The owner’s letter also stated that the instrument had been on lay-by for 12 months in 1965 from a Melbourne city store called Suttons Music (now long-gone). This dated the bass as a 1964 model, as is Nikki! Being a long-time admirer of these beautiful basses, Nikki considered this to be the perfect excuse to buy this fine example, and she duly became the proud owner of a Hofner 500/1 Violin bass, or “Beatle bass”. After some minor set-up adjustments and a new set of strings, the Beatle bass became Nikki’s favourite bass guitar, displacing her much loved seventies-era Rickenbacker*.
Some months later I happened to meet the original owner. We were unaware of the connection until he mentioned that he’d sold his old Hofner Beatle bass to a lady who shared its birthday.
More recently, reading up on Hofner basses I started to wonder about the date of this instrument. The serial number and a couple of identifying features such as the size of the control panel and pickup surrounds indicated a 1965 year of manufacture. Eventually it became apparent that Nikki’s “birthday bass” is actually a 1965 model, not a 1964.
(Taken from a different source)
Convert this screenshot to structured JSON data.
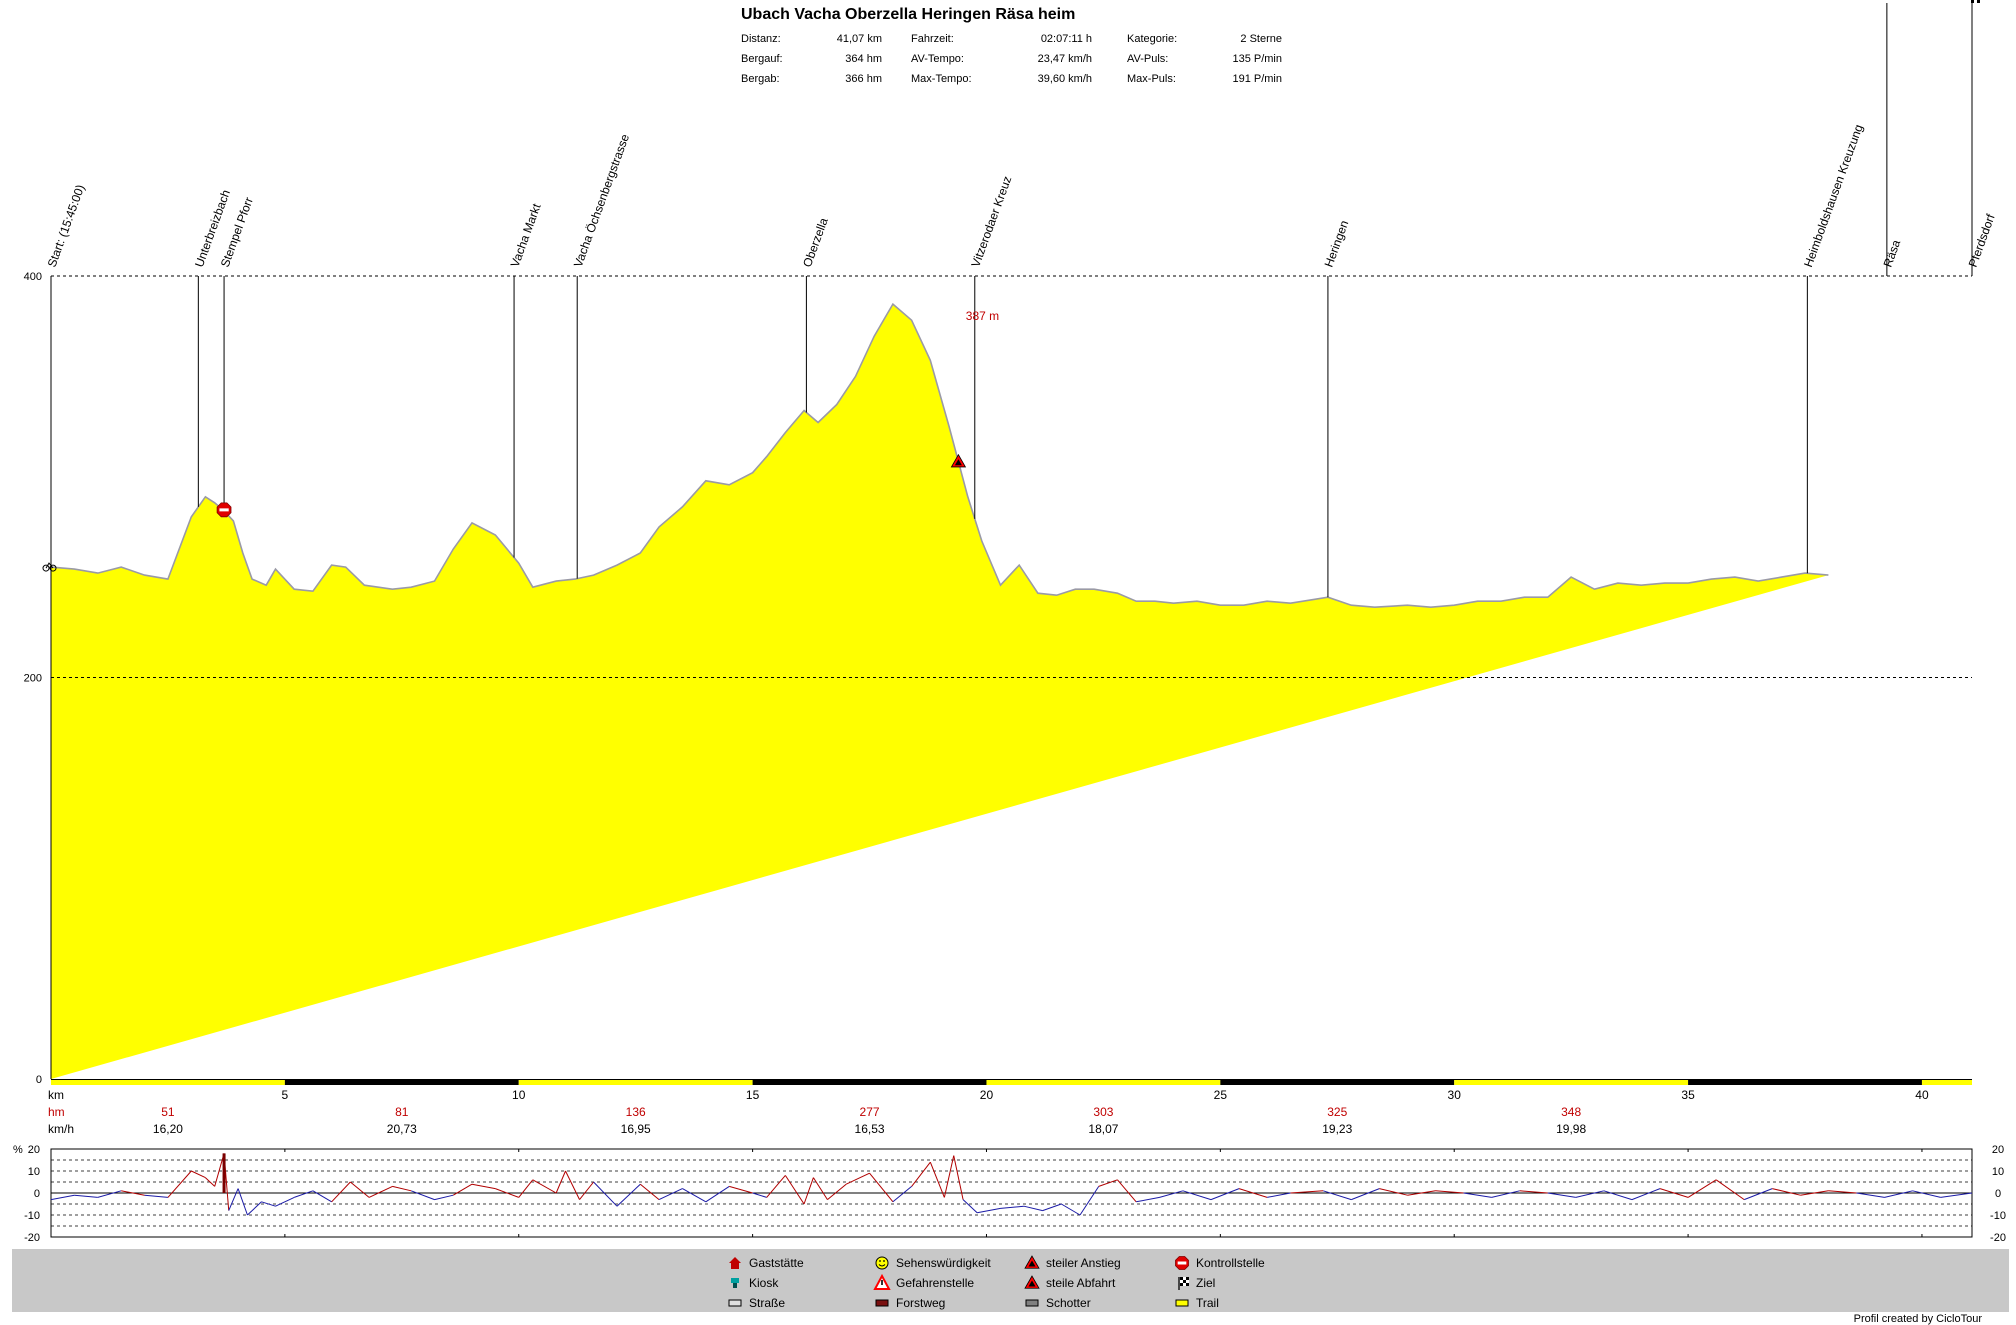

The letter from the original owner was ambiguous, and upon re-reading we’ve concluded that he must have put it on lay-by in 1965 and then taken delivery in 1966.
Nikki’s very slight disappointment about the year of manufacture was quickly assuaged by the knowledge that she probably wouldn’t have given in to the temptation of purchase without the emotional lure. Sometimes ignorance is a wonderful thing!
*And no, Nikki assures me the Ricky won’t be appearing on Ebay.